「って、待てよ……?俺はこれからココで暮らすことになるって言ってたよな……?」
「そうじゃ」
「それって、つまり……俺は後宮に入れられるってことか!?」
「うむ。その通りじゃ、後宮に入れられる男子のことを<王仕さま>と呼ぶのじゃ!」
ピコルは教鞭で恭太郎を指して
「恭太郎!おまえは王仕さまとして姫さまと結ぎ、立派なお世継ぎをつくるのじゃ!そのためだけに、恭太郎は召喚されたのじゃからなっ!」
女性のみが魔法を使えるという異世界に突如召喚された高校二年生の神来恭太郎は、彼を呼び出したトレクワーズ王国の王女に、こう言われた。国の危機を救うために、五人の娘たちとの間に、お世継ぎを作れ、と……。というわけで、堅物な男子高校生が、おっきいのからちっさいのまで、五人の美姫と戯れるお話です。
うーん。いまいちかなあ。
- 暴力的高飛車エリス
- おどおどドジっ子アルト
- 無邪気でなお子様だけどおませなメルル
- 才女にして巨乳レイシア
- ツンデレの長女ユフィナ
この五人のお姫様のうち、世継ぎを生んだものが次の王女になるってことで、王位を狙う女の子たちが恭太郎をソノ気にさせるために、キャッキャウフフするのは、楽しいんだけど……、恭太郎がカタブツすぎて、毎回同じパターンが繰り返されちゃうのは、なんともかんとも。

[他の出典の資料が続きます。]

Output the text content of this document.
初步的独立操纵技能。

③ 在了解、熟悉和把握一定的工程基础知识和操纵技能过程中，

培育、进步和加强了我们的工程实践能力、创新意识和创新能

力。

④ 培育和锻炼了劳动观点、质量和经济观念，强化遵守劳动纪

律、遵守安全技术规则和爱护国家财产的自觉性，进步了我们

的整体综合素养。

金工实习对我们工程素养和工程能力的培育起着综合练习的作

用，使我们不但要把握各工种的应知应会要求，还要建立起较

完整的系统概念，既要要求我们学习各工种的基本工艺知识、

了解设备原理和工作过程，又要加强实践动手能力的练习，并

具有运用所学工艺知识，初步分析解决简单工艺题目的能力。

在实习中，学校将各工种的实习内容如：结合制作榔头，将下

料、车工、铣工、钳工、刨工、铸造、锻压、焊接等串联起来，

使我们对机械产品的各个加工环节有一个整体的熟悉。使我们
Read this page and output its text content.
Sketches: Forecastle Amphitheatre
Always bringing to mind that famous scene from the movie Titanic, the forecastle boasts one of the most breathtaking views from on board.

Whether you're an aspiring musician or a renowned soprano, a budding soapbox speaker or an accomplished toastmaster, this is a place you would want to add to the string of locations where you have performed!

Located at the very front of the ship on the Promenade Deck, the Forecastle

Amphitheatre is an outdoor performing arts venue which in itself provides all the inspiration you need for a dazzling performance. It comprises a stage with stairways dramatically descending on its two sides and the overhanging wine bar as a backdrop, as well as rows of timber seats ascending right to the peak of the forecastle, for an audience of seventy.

というよりも、そういったコメディパートよりも、世継ぎになんて興味なくて、妹たちにも無理やり手を出したら許さないんだからね!的なユフィナが、異世界に来たばかりの恭太郎を気遣って、面倒を見てくれるところがあるんですけど、ここでのユフィナとのやり取りがすっごいよくて、ユフィナの奔放さに堅物な恭太郎が惹かれていく様とか、ユフィナもまた恭太郎の男らしさを知っていくところとか見ちゃうと、ハーレム展開いらないんじゃないかと思ってしまったんですよね。
ましてや最後に明かされたユフィナの思いを知ってしまうと……。なんか、こう、話のテンションがかみ合わない感じがありました。普通にユフィナ話だけで、言ってくれれば、個人的に好みな、すっごい切ないラブストーリィが見えそうなだけに残念です。
まあ、隣国との戦争話があるので、ハーレム展開はそんなにメインにならないかもしれないけれど、そっちもそっちで、ちょっと微妙な気がするので、続きは保留で。